Der Jubel jener Freiheitlichen, die sich auf der kleinen Bühne vor einem Weinlokal in der Wiener Lichtenfelsgasse eingefunden hatten, fällt überraschend verhalten aus, als der blaue Balken der ersten Trendprognose nach der geschlagenen EU-Wahl nach oben schnellt. Dabei ist der Partei und ihrem Spitzenkandidaten Harald Vilimsky gelungen, was weder Jörg Haider, noch Heinz-Christian Strache geschafft haben: erstmals Platz eins bei einer bundesweiten Wahl. „Das Jubeln müssen wir wohl noch üben, da fehlt uns ein bisschen die Erfahrung“, scherzt ein Wiener Funktionär über die blaue Jubel-Zurückhaltung, als die „Danke, Österreich“-Schilder nach den Live-Einstiegen für die Fernsehkameras wieder weggelegt werden.

Mit prognostizierten 27 Prozent und der Hochrechnung auf das Endergebnis kurz vor Mitternacht von 25,5 Prozent liegen die Freiheitlichen am Ende zwar nur mehr knapp vor der ÖVP und unter ihrem Rekordergebnis bei der EU-Wahl 1996 (27 Prozent), dennoch gelingt ihnen ein historischer Wahlsieg. Und damit der Probelauf für die Nationalratswahl im Herbst. Für das Plus von mehr als acht Prozent wird neben dem Einsatz von Spitzenkandidat Harald Vilimsky aber vor allem die „konsequente“ Führung von Parteichef Herbert Kickl verantwortlich gemacht. Seit die Partei in landesweiten Umfragen konstant führt, wird interne Kritik nicht einmal mehr unter Zusicherung absoluter Verschwiegenheit geäußert.

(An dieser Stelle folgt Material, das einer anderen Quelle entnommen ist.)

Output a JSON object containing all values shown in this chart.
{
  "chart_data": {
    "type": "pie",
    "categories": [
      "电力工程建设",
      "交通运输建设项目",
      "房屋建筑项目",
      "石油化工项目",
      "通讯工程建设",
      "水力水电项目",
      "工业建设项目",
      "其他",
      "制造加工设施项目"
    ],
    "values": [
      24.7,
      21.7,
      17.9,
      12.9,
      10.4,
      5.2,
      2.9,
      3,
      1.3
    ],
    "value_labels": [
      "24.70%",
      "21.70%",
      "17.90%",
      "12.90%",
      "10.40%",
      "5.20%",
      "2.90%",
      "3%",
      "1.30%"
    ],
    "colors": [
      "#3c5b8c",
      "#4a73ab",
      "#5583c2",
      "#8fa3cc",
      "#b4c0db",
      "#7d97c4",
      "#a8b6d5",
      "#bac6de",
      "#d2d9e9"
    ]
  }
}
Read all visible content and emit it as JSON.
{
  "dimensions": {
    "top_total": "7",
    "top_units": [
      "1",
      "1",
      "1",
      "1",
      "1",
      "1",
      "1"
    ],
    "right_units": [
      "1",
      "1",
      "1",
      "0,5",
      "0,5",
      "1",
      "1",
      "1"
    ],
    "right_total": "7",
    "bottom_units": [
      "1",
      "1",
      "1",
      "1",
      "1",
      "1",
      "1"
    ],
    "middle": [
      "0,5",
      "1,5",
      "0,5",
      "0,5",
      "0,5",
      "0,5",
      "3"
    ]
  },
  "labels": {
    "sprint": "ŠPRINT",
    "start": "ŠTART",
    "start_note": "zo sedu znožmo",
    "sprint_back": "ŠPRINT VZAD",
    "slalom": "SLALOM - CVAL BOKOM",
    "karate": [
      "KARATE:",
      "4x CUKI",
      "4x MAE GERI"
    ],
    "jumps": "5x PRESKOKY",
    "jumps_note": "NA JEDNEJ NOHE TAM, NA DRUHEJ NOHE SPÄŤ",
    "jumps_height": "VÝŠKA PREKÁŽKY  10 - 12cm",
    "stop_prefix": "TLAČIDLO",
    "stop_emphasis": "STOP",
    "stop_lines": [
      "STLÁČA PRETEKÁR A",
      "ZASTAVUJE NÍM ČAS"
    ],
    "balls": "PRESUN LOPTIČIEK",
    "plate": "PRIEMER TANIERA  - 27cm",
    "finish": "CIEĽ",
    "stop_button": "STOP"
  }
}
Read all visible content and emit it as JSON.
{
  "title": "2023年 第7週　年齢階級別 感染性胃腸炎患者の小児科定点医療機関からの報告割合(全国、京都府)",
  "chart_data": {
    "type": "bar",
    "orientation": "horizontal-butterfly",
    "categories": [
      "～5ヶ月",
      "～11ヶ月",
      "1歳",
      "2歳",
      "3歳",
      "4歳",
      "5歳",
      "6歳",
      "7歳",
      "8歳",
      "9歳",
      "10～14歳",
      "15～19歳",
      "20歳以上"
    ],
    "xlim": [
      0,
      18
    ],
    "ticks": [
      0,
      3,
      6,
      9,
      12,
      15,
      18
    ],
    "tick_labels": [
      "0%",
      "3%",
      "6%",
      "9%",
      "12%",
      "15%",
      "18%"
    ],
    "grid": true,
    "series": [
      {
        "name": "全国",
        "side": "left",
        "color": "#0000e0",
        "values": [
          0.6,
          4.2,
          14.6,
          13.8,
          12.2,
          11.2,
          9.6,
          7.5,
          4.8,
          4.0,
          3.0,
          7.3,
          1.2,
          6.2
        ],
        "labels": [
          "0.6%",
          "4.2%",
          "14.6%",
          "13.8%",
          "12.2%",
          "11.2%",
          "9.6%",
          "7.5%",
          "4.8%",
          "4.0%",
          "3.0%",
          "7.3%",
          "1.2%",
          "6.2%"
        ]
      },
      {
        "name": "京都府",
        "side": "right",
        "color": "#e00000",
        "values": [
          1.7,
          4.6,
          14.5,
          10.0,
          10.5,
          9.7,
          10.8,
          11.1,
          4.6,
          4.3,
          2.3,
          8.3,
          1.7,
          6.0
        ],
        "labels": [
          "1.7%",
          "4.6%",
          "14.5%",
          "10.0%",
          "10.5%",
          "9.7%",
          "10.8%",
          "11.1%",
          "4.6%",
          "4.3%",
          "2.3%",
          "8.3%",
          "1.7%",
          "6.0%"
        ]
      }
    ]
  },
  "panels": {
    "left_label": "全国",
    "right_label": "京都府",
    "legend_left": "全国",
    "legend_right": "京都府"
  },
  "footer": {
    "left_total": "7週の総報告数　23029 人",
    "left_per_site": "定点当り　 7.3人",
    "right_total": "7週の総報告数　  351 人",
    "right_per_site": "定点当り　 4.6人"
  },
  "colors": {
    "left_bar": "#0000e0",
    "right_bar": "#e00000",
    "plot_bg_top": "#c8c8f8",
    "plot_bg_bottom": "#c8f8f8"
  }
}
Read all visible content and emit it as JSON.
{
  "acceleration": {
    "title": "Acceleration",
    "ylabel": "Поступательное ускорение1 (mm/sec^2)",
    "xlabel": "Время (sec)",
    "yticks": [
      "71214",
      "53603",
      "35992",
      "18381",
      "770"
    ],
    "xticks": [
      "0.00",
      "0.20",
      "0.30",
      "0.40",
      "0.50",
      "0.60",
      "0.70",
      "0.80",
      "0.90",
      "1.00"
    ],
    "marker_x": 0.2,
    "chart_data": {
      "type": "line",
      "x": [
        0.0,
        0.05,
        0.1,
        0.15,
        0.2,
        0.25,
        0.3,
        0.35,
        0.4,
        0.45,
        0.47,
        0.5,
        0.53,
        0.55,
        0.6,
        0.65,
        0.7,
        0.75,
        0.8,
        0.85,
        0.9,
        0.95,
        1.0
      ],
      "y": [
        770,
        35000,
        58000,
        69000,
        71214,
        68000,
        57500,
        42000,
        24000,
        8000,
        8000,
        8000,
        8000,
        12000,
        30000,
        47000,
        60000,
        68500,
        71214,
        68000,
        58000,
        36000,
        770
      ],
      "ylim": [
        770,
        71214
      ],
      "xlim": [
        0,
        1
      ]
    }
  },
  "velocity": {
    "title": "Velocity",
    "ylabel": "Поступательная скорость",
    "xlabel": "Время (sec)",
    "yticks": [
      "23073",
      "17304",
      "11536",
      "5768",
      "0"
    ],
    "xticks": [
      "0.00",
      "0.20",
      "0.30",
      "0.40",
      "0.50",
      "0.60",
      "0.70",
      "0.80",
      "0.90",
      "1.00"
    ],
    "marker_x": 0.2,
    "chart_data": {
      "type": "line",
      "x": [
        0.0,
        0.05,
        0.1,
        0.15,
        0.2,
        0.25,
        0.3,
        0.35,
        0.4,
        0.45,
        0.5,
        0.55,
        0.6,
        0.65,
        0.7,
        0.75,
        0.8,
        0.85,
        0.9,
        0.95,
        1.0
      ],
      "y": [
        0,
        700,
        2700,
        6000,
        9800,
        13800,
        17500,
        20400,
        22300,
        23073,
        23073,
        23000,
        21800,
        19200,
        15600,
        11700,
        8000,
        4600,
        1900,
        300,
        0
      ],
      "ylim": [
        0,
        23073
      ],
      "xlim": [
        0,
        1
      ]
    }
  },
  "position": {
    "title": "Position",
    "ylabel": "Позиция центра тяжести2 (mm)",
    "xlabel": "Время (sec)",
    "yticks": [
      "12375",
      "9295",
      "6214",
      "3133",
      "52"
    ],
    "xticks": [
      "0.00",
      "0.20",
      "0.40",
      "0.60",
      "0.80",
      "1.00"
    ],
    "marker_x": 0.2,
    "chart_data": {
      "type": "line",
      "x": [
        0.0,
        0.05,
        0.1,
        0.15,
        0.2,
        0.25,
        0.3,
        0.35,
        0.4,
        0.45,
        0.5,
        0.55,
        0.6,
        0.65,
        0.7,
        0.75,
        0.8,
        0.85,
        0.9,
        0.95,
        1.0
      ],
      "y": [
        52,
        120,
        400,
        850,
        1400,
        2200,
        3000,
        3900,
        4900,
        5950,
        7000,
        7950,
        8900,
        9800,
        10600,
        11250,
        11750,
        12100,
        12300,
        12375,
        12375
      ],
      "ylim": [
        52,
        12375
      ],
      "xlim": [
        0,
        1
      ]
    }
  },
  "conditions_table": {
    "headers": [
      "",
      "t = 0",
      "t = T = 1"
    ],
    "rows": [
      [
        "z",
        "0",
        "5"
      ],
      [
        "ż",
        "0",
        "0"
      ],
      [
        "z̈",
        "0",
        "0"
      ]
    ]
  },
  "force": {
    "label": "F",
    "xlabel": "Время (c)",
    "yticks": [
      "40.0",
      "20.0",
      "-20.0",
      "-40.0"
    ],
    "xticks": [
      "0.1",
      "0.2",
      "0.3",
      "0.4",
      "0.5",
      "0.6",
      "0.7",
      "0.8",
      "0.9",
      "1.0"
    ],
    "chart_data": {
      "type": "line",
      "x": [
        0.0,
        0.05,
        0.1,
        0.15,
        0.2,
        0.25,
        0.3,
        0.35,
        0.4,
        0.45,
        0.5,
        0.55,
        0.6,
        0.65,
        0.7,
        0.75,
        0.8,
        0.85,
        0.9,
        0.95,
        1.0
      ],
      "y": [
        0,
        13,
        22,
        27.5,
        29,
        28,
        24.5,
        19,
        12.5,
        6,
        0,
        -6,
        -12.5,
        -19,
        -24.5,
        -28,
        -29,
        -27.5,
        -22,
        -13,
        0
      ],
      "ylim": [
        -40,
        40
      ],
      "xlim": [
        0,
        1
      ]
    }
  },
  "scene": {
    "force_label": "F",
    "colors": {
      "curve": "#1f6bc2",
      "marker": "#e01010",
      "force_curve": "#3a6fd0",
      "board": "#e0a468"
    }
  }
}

„Watschn für die Regierung ohne Konsequenzen“

Die Fokussierung auf einige wenige Ansagen und Versprechungen im EU-Wahlkampf, die auch der Hinweis auf mangelnde Durchführbarkeit in der Praxis nicht entzaubern konnte, machte sich offenbar bezahlt. Auch Brüssel-Routinier Vilimsky konnte im Wahlkampf mit angriffigen Auftritten und scharfer Kritik an seiner angetretenen Konkurrenz punkten, Schnitzer oder Skandale leistete er sich keine. Die Rolle des ausgegrenzten Kämpfers für das Volk abseits der „Polit-Elite“ war von Kickl in den letzten Jahren perfektioniert und im Wahlkampf auch von Vilimsky internalisiert worden.

Dass die den Wahlkampf dominierenden Herren allein für den Sieg der Freiheitlichen verantwortlich sind, glaubt einer der anwesenden Blau-Wähler, der sich am vor dem gemieteten Lokal aufgebauten Buffet gerade zwischen Gulasch und Würstel entscheidet, nicht. „Das war jetzt praktisch die erste Protestwahl, wo man der Regierung ohne große Konsequenzen eine Watschn geben hat können“. Ganz anders sieht das ein Funktionär in der Schlange hinter ihm. „Das Ergebnis vom Harald ist super und dabei ist das gar nicht unsere Wahl“.

Wahlsieg als „Etappenziel“

Die eigenen Wählerinnen und Wähler gelten für EU-Wahlen seit jeher als schwer mobilisierbar. Dass es diesmal gelungen ist, wird intern als Erfolg verbucht. Der ein oder andere Parteistratege freut sich dabei vor allem über das knappe Ergebnis zur ÖVP, um mit der Inszenierung eines Kopf-an-Kopf-Rennens mit ÖVP oder SPÖ auf Platz zwei die eigenen Funktionäre zum unermüdlichen Einsatz für den Wahlkampf zu motivieren. „Denn dann geht's ja wirklich um was.“ FPÖ-Generalsekretär Michael Schnedlitz bemühte dazu einen Fußballvergleich: „Heute war das Freundschaftsspiel“.

Dass die EU-Wahl nur ein „Etappenziel“ ist, verkündet auch Bergenthusiast Herbert Kickl kurz nach 20 Uhr. Als sich der Parteichef mit Vilimsky, begleitet von ohrenbetäubender Musik, den Weg durch die anwesende Menge Richtung Bühne bahnt, ist vom verhaltenen Jubel des Nachmittags keine Spur mehr. Er sei „demütig und dankbar“ und „sogar ein bisschen gerührt“ angesichts „dieses Auftrags“ und der Bestätigung der eigenen Politik. Nun zünde man „die nächste Stufe und die heißt Bundeskanzleramt“. „Wir stehen tief in deiner Schuld“, sagt Kickl zu Vilimsky, der an diesem Abend das Schlusswort hat: „Heute ist der Tag, wo wir feiern“.